Chemical Reprogramming of Human T Cells to Pluripotent Stem Cells

Chemical reprogramming provides an innovative approach to convert somatic cells into pluripotent state using small molecules, holding great promise for regenerative medicine. Since the successful generation of human chemically induced pluripotent stem (hCiPS) cells in 2022, this strategy has emerged as a powerful tool for inducing pluripotency in diverse cell types. However, whether terminally differentiated somatic cells with stable identities, such as T cells, could be chemically reprogrammed toward pluripotency, remains unknown. Here, we adapted a chemical reprogramming method to successfully reprogram CD3+ and CD8+ T lymphocytes into hCiPS (hT-CiPS) cells.
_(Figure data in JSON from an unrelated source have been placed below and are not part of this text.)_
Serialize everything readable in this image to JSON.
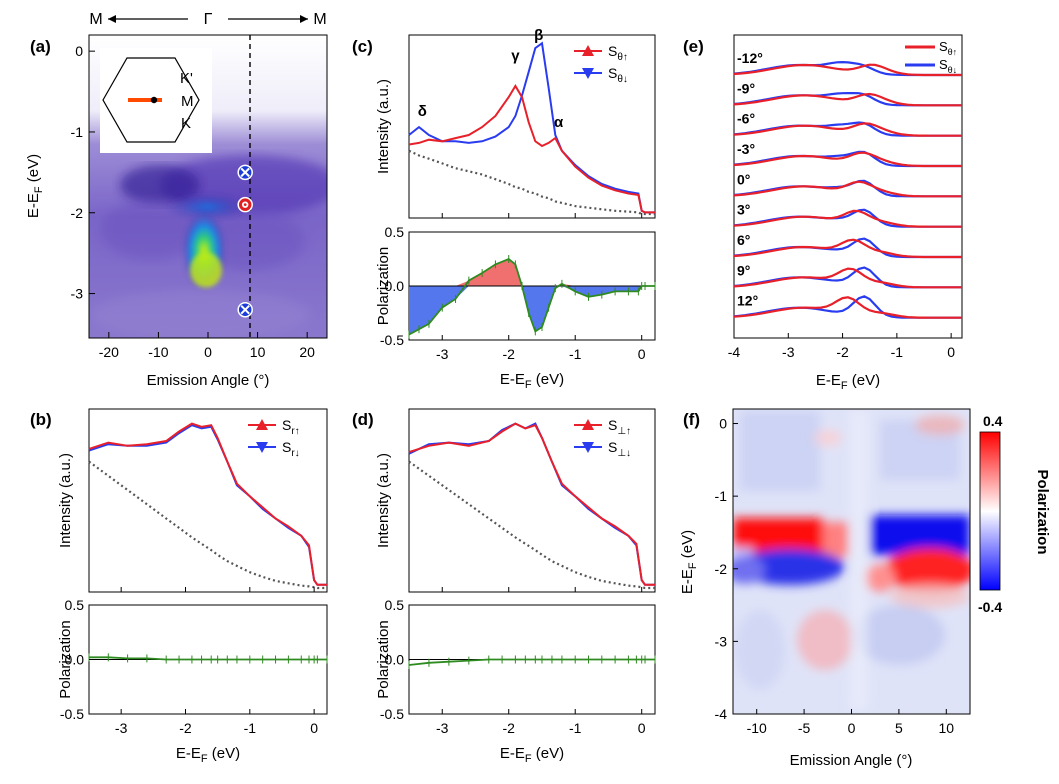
{
  "figure": {
    "top_labels": {
      "left": "M",
      "center": "Γ",
      "right": "M"
    },
    "panel_labels": {
      "a": "(a)",
      "b": "(b)",
      "c": "(c)",
      "d": "(d)",
      "e": "(e)",
      "f": "(f)"
    },
    "bz_labels": {
      "k_prime": "K'",
      "m": "M",
      "k": "K"
    }
  },
  "colors": {
    "red": "#e8202a",
    "blue": "#2a3cf0",
    "green": "#2e8b20",
    "gray": "#555555"
  },
  "chart_data": [
    {
      "id": "a",
      "type": "heatmap",
      "xlabel": "Emission Angle (°)",
      "ylabel": "E-E_F (eV)",
      "xlim": [
        -24,
        24
      ],
      "ylim": [
        -3.55,
        0.2
      ],
      "xticks": [
        -20,
        -10,
        0,
        10,
        20
      ],
      "yticks": [
        0,
        -1,
        -2,
        -3
      ],
      "cut_angle": 7.5,
      "markers": [
        {
          "angle": 7.5,
          "energy": -1.5,
          "kind": "spin-down"
        },
        {
          "angle": 7.5,
          "energy": -1.9,
          "kind": "spin-up"
        },
        {
          "angle": 7.5,
          "energy": -3.2,
          "kind": "spin-down"
        }
      ]
    },
    {
      "id": "b",
      "type": "line",
      "xlabel": "E-E_F (eV)",
      "ylabel_top": "Intensity (a.u.)",
      "ylabel_bottom": "Polarization",
      "xlim": [
        -3.5,
        0.2
      ],
      "xticks": [
        -3,
        -2,
        -1,
        0
      ],
      "pol_ylim": [
        -0.5,
        0.5
      ],
      "pol_yticks": [
        0.5,
        0.0,
        -0.5
      ],
      "legend": [
        "S_r↑",
        "S_r↓"
      ],
      "energy": [
        -3.5,
        -3.2,
        -2.9,
        -2.6,
        -2.3,
        -2.1,
        -1.9,
        -1.75,
        -1.6,
        -1.5,
        -1.35,
        -1.2,
        -1.0,
        -0.8,
        -0.6,
        -0.4,
        -0.2,
        -0.08,
        0.0,
        0.05,
        0.2
      ],
      "intensity_up": [
        0.88,
        0.92,
        0.9,
        0.91,
        0.93,
        0.99,
        1.04,
        1.02,
        1.03,
        0.95,
        0.8,
        0.66,
        0.58,
        0.51,
        0.44,
        0.39,
        0.33,
        0.27,
        0.05,
        0.02,
        0.02
      ],
      "intensity_down": [
        0.87,
        0.91,
        0.9,
        0.9,
        0.92,
        0.98,
        1.03,
        1.01,
        1.02,
        0.94,
        0.8,
        0.65,
        0.58,
        0.5,
        0.44,
        0.38,
        0.33,
        0.26,
        0.05,
        0.02,
        0.02
      ],
      "background": [
        0.8,
        0.71,
        0.62,
        0.53,
        0.44,
        0.38,
        0.32,
        0.28,
        0.24,
        0.21,
        0.17,
        0.14,
        0.1,
        0.07,
        0.045,
        0.03,
        0.015,
        0.01,
        0.005,
        0.0,
        0.0
      ],
      "polarization": [
        0.02,
        0.02,
        0.01,
        0.01,
        0.0,
        0.0,
        0.0,
        0.0,
        0.0,
        0.0,
        0.0,
        0.0,
        0.0,
        0.0,
        0.0,
        0.0,
        0.0,
        0.0,
        0.0,
        0.0,
        0.0
      ]
    },
    {
      "id": "c",
      "type": "line",
      "xlabel": "E-E_F (eV)",
      "ylabel_top": "Intensity (a.u.)",
      "ylabel_bottom": "Polarization",
      "xlim": [
        -3.5,
        0.2
      ],
      "xticks": [
        -3,
        -2,
        -1,
        0
      ],
      "pol_ylim": [
        -0.5,
        0.5
      ],
      "pol_yticks": [
        0.5,
        0.0,
        -0.5
      ],
      "legend": [
        "S_θ↑",
        "S_θ↓"
      ],
      "peak_labels": [
        {
          "text": "δ",
          "energy": -3.3,
          "intensity": 0.62
        },
        {
          "text": "γ",
          "energy": -1.9,
          "intensity": 0.97
        },
        {
          "text": "β",
          "energy": -1.55,
          "intensity": 1.1
        },
        {
          "text": "α",
          "energy": -1.25,
          "intensity": 0.55
        }
      ],
      "energy": [
        -3.5,
        -3.35,
        -3.2,
        -3.0,
        -2.8,
        -2.6,
        -2.4,
        -2.2,
        -2.0,
        -1.9,
        -1.8,
        -1.7,
        -1.6,
        -1.5,
        -1.4,
        -1.3,
        -1.2,
        -1.0,
        -0.8,
        -0.6,
        -0.4,
        -0.2,
        -0.05,
        0.0,
        0.05,
        0.2
      ],
      "intensity_up": [
        0.44,
        0.45,
        0.47,
        0.46,
        0.48,
        0.5,
        0.55,
        0.62,
        0.74,
        0.81,
        0.74,
        0.58,
        0.46,
        0.43,
        0.45,
        0.48,
        0.4,
        0.3,
        0.23,
        0.18,
        0.15,
        0.13,
        0.12,
        0.02,
        0.01,
        0.01
      ],
      "intensity_down": [
        0.5,
        0.55,
        0.5,
        0.46,
        0.46,
        0.45,
        0.46,
        0.49,
        0.55,
        0.62,
        0.75,
        0.9,
        1.05,
        1.08,
        0.8,
        0.5,
        0.4,
        0.31,
        0.24,
        0.19,
        0.16,
        0.14,
        0.13,
        0.02,
        0.01,
        0.01
      ],
      "background": [
        0.4,
        0.37,
        0.35,
        0.32,
        0.29,
        0.27,
        0.25,
        0.22,
        0.19,
        0.17,
        0.16,
        0.14,
        0.13,
        0.11,
        0.1,
        0.08,
        0.07,
        0.05,
        0.04,
        0.03,
        0.02,
        0.015,
        0.01,
        0.0,
        0.0,
        0.0
      ],
      "polarization": [
        -0.45,
        -0.4,
        -0.35,
        -0.2,
        -0.12,
        0.05,
        0.12,
        0.2,
        0.25,
        0.2,
        0.0,
        -0.25,
        -0.42,
        -0.38,
        -0.2,
        -0.02,
        0.02,
        -0.05,
        -0.1,
        -0.08,
        -0.05,
        -0.05,
        -0.05,
        0.0,
        0.0,
        0.0
      ]
    },
    {
      "id": "d",
      "type": "line",
      "xlabel": "E-E_F (eV)",
      "ylabel_top": "Intensity (a.u.)",
      "ylabel_bottom": "Polarization",
      "xlim": [
        -3.5,
        0.2
      ],
      "xticks": [
        -3,
        -2,
        -1,
        0
      ],
      "pol_ylim": [
        -0.5,
        0.5
      ],
      "pol_yticks": [
        0.5,
        0.0,
        -0.5
      ],
      "legend": [
        "S_⊥↑",
        "S_⊥↓"
      ],
      "energy": [
        -3.5,
        -3.2,
        -2.9,
        -2.6,
        -2.3,
        -2.1,
        -1.9,
        -1.75,
        -1.6,
        -1.5,
        -1.35,
        -1.2,
        -1.0,
        -0.8,
        -0.6,
        -0.4,
        -0.2,
        -0.08,
        0.0,
        0.05,
        0.2
      ],
      "intensity_up": [
        0.86,
        0.9,
        0.92,
        0.9,
        0.93,
        0.99,
        1.04,
        1.01,
        1.03,
        0.95,
        0.8,
        0.66,
        0.58,
        0.51,
        0.44,
        0.39,
        0.33,
        0.28,
        0.05,
        0.02,
        0.02
      ],
      "intensity_down": [
        0.85,
        0.91,
        0.92,
        0.91,
        0.93,
        1.0,
        1.04,
        1.01,
        1.04,
        0.95,
        0.8,
        0.65,
        0.58,
        0.5,
        0.44,
        0.38,
        0.33,
        0.27,
        0.05,
        0.02,
        0.02
      ],
      "background": [
        0.8,
        0.71,
        0.62,
        0.53,
        0.44,
        0.38,
        0.32,
        0.28,
        0.24,
        0.21,
        0.17,
        0.14,
        0.1,
        0.07,
        0.045,
        0.03,
        0.015,
        0.01,
        0.005,
        0.0,
        0.0
      ],
      "polarization": [
        -0.05,
        -0.03,
        -0.02,
        -0.01,
        0.0,
        0.0,
        0.0,
        0.0,
        0.0,
        0.0,
        0.0,
        0.0,
        0.0,
        0.0,
        0.0,
        0.0,
        0.0,
        0.0,
        0.0,
        0.0,
        0.0
      ]
    },
    {
      "id": "e",
      "type": "line",
      "xlabel": "E-E_F (eV)",
      "xlim": [
        -4,
        0.2
      ],
      "xticks": [
        -4,
        -3,
        -2,
        -1,
        0
      ],
      "legend": [
        "S_θ↑",
        "S_θ↓"
      ],
      "angles": [
        "-12°",
        "-9°",
        "-6°",
        "-3°",
        "0°",
        "3°",
        "6°",
        "9°",
        "12°"
      ]
    },
    {
      "id": "f",
      "type": "heatmap",
      "xlabel": "Emission Angle (°)",
      "ylabel": "E-E_F (eV)",
      "xlim": [
        -12.5,
        12.5
      ],
      "ylim": [
        -4,
        0.2
      ],
      "xticks": [
        -10,
        -5,
        0,
        5,
        10
      ],
      "yticks": [
        0,
        -1,
        -2,
        -3,
        -4
      ],
      "colorbar": {
        "label": "Polarization",
        "max": "0.4",
        "min": "-0.4"
      }
    }
  ]
}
These cells fulfilled characteristics of human pluripotent stem cells, and TCR rearrangements analysis confirmed their T cell origin. Moreover, hT-CiPS cells can efficiently generate TCR-expressing cells and re-differentiate to CD4/CD8 positive T cells. Our findings reveal that chemical reprogramming can effectively convert terminally differentiated cells into pluripotent cells, holding promise for clinical applications in immunotherapy and regenerative medicine. Overall design: A total of 22 bulk RNA-seq data were analyzed, including those from CD3T, CD8T, hCiPSC, and S1 cells. Each condition has 2 biological replicates.